In a study of artificial environments in Argentina, Schnack, Francesco, Colado, Novoa, and Schnack (2000) suggested that these environments would contribute preserve the diversity. Our results on the diversity and richness of water beetles species in rice fields, showed that these can function as important systems that may contribute to biodiversity conservation, especially in those widespread areas where these environments have become part of the landscape.

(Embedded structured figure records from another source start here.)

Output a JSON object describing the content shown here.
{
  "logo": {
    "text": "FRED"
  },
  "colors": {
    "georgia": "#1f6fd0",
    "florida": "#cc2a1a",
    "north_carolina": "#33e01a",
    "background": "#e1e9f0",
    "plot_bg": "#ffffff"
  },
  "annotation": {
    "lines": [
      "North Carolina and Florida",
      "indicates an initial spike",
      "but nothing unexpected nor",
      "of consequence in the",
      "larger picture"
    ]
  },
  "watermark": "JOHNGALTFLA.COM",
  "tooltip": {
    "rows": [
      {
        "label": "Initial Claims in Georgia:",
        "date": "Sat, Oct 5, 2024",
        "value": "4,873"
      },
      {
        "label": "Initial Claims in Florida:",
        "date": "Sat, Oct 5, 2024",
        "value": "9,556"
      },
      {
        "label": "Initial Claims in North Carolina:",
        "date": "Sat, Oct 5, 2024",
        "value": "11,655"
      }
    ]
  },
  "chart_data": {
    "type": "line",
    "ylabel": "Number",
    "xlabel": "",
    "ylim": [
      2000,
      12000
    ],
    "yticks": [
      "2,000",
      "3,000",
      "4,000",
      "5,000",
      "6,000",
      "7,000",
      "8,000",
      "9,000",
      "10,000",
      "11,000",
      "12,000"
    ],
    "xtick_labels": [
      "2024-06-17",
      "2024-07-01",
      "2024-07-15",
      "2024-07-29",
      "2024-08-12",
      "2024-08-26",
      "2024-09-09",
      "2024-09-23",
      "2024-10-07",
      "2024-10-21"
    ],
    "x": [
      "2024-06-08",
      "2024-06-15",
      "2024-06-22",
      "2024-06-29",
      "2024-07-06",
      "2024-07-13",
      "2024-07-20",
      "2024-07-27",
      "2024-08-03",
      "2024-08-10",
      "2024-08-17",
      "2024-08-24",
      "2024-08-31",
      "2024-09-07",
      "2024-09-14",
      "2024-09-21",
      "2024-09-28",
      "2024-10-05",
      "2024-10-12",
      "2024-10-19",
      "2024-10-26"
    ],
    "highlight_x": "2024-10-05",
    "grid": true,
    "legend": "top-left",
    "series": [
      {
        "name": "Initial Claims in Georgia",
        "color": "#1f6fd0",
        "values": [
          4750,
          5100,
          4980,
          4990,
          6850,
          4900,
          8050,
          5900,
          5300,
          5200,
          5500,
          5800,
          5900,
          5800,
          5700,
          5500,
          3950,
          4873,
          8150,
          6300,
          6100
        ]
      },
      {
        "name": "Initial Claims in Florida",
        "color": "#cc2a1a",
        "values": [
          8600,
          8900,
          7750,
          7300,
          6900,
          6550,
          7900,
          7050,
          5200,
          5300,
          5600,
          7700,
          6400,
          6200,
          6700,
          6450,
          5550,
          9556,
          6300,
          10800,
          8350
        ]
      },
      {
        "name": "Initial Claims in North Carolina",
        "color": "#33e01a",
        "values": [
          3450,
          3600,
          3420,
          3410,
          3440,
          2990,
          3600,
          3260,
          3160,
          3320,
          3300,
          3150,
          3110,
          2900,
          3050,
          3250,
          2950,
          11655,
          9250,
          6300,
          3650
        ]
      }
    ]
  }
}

The results suggest that the rice irrigation fields in Corrientes Province can host a wide richness of aquatic Coleoptera. This feature would be justified because the community structure was characterized by being conformed by both species, common and uncommon, (logarithmic model features) with similar abundances and slightly fluctuating. Therefore, these environments could be an alternative for biodiversity conservation in the region where the rice fields expand rapidly, due to the optimal production characteristics of soil and climate in the province. Understanding the factors regulating coleopteran abundance and diversity in agricultural areas will help to elucidate possible effects of human activities and the perturbations on natural populations.